Published online Oct 28, 2015. doi: 10.4329/wjr.v7.i10.357
Peer-review started: April 8, 2015
First decision: May 13, 2015
Revised: June 23, 2015
Accepted: June 30, 2015
Article in press: July 2, 2015
Published online: October 28, 2015
Processing time: 210 Days and 5.9 Hours
Ligament disruptions at the craniovertebral junction are typically associated with atlantoaxial rotatory dislocation during upper cervical spine injuries and require external orthoses or surgical stabilization. Only in few patients isolated ruptures of the alar ligament have been reported. Here we present a further case, in which the diagnosis was initially obscured by a misleading clinical symptomatology but finally established six month following the trauma, demonstrating the value of contrast-enhanced high resolution 3 Tesla magnetic resonance imaging in identifying this particular lesion.

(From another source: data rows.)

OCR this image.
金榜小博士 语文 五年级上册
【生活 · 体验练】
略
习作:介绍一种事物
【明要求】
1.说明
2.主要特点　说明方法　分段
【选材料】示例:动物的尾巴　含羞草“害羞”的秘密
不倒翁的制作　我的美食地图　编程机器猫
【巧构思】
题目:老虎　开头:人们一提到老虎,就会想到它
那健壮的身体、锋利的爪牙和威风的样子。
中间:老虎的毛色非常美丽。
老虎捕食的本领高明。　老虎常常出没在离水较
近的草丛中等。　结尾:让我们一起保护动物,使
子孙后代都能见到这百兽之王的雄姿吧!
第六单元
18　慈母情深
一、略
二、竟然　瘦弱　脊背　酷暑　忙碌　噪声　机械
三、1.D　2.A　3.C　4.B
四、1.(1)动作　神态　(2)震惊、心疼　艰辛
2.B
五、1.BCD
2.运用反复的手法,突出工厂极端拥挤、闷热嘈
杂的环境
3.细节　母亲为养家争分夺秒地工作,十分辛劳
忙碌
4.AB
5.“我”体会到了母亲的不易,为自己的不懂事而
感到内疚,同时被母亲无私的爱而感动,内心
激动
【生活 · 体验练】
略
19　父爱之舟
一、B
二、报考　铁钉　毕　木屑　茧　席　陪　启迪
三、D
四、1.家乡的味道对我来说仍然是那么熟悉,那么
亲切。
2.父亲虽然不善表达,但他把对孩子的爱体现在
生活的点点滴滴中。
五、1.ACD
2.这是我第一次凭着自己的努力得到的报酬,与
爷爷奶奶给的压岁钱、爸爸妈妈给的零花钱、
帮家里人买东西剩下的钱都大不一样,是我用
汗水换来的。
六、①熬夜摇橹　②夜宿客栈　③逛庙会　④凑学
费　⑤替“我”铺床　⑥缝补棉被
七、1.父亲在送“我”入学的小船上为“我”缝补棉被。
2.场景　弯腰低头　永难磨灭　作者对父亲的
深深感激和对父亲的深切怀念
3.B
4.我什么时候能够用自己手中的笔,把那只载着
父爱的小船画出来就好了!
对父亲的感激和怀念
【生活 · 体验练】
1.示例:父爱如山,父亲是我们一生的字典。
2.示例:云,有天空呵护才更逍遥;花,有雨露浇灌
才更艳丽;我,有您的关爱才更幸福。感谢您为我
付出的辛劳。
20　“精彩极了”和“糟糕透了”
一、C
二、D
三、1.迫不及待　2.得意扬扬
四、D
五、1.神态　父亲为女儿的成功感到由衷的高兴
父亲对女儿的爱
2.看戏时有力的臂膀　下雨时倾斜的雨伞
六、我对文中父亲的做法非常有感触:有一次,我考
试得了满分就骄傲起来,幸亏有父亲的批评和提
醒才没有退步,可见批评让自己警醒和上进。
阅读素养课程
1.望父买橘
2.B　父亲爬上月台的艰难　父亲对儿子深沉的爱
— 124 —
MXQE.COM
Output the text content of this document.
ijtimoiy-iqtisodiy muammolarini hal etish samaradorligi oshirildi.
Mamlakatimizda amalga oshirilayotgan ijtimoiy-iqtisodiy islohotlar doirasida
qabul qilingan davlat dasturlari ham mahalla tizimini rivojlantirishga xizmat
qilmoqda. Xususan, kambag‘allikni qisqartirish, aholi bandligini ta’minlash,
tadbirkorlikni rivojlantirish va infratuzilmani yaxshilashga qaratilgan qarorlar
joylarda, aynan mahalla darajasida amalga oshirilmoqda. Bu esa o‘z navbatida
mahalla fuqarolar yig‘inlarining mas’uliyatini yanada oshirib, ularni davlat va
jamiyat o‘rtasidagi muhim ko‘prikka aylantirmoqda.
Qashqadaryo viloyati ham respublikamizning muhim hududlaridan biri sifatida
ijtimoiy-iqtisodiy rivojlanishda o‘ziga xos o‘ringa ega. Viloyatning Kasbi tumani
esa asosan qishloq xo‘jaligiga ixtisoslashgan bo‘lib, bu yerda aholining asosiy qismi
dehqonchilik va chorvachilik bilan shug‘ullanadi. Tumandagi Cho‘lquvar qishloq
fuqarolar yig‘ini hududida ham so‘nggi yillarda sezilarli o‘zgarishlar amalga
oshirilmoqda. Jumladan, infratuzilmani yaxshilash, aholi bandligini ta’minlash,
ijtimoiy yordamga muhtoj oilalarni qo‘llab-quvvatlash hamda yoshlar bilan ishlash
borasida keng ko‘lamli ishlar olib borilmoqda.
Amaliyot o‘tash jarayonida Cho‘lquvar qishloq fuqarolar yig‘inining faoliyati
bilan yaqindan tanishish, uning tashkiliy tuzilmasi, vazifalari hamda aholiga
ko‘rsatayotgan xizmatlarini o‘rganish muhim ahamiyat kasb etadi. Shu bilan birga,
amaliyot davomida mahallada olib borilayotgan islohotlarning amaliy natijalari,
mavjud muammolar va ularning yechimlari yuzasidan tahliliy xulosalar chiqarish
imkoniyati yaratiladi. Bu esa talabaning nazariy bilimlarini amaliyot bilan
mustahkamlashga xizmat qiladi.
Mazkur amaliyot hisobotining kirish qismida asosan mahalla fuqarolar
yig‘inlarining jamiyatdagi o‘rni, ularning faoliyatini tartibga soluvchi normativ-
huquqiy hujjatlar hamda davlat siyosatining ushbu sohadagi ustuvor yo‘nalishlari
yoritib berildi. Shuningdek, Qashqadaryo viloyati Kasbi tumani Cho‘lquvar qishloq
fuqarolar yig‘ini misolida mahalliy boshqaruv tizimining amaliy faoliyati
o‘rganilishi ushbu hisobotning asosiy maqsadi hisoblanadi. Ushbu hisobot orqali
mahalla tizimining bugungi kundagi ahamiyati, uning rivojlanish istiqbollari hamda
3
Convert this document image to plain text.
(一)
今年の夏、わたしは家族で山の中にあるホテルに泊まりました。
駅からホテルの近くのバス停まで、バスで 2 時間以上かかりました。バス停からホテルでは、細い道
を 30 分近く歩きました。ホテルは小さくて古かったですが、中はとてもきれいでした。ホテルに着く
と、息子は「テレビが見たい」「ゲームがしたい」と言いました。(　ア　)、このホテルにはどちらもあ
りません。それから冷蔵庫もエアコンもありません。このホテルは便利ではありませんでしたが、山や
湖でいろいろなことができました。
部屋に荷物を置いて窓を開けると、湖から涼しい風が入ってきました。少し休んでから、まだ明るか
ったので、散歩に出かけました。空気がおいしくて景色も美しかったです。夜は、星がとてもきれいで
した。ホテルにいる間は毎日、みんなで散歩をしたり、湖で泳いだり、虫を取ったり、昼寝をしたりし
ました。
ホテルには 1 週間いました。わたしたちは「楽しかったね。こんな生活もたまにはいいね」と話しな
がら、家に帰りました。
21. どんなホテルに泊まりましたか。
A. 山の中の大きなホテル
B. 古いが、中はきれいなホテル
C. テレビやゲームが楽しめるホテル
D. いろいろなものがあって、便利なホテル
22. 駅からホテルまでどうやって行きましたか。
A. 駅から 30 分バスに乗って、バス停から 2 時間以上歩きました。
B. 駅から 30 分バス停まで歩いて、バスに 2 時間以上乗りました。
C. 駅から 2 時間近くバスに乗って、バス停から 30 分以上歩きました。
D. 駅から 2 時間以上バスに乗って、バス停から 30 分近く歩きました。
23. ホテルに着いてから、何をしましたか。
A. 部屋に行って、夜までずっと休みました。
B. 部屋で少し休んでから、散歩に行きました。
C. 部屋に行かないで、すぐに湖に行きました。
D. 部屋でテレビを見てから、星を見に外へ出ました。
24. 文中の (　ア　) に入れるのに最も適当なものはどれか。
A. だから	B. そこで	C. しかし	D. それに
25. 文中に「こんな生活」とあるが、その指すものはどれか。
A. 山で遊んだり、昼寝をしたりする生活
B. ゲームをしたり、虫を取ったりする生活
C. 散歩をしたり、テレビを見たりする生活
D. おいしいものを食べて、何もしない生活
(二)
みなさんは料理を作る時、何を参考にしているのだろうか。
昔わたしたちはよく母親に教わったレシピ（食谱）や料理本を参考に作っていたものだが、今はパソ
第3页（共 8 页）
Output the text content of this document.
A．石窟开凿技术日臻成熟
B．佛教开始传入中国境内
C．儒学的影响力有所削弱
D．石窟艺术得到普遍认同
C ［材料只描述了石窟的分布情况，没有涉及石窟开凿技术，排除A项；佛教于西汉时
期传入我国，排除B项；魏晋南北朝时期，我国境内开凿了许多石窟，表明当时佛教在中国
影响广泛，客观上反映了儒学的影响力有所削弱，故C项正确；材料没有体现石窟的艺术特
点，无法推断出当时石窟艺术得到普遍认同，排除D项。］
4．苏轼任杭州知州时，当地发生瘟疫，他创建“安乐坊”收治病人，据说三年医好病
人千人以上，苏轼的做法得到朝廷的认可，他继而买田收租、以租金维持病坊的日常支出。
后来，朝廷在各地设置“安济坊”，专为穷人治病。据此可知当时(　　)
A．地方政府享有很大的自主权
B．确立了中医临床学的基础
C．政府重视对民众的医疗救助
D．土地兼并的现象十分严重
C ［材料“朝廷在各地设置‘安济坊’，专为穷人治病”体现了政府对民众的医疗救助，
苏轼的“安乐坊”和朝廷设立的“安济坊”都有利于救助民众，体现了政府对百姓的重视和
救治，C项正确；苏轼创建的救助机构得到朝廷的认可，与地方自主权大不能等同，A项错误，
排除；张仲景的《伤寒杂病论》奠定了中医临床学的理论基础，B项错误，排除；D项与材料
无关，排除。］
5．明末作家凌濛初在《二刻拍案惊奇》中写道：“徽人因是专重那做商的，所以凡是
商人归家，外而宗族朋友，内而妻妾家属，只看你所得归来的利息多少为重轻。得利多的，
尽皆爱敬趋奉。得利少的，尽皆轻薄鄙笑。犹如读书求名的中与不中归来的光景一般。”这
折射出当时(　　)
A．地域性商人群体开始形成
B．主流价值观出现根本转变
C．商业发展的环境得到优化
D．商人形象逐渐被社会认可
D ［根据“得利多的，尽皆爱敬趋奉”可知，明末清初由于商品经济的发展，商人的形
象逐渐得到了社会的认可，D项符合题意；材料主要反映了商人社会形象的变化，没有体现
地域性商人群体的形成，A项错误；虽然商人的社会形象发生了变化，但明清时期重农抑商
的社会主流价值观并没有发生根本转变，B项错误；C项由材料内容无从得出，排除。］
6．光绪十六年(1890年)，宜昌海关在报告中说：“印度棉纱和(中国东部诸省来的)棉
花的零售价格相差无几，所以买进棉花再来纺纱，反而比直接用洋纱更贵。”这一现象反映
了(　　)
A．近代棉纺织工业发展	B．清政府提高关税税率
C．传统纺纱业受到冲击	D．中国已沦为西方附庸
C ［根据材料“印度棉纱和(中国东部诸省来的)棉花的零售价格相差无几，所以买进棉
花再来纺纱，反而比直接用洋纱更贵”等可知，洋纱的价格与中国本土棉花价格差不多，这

Core tip: Upper cervical spine injuries are common and bear a relevant medical and socioeconomic impact. While most of such lesions are related to atlantoaxial rotatory dislocation, thus far only few patients with isolated alar ligament ruptures have been reported. This particular trauma is a challenge to both clinicians and radiologists and diagnosis might thus be delayed. Here we present a further case of a young adult and discuss the value of sequential contrast-enhanced magnetic resonance imaging in establishing this diagnosis at a late stage and in the follow-up of a subsequently prolonged recovery.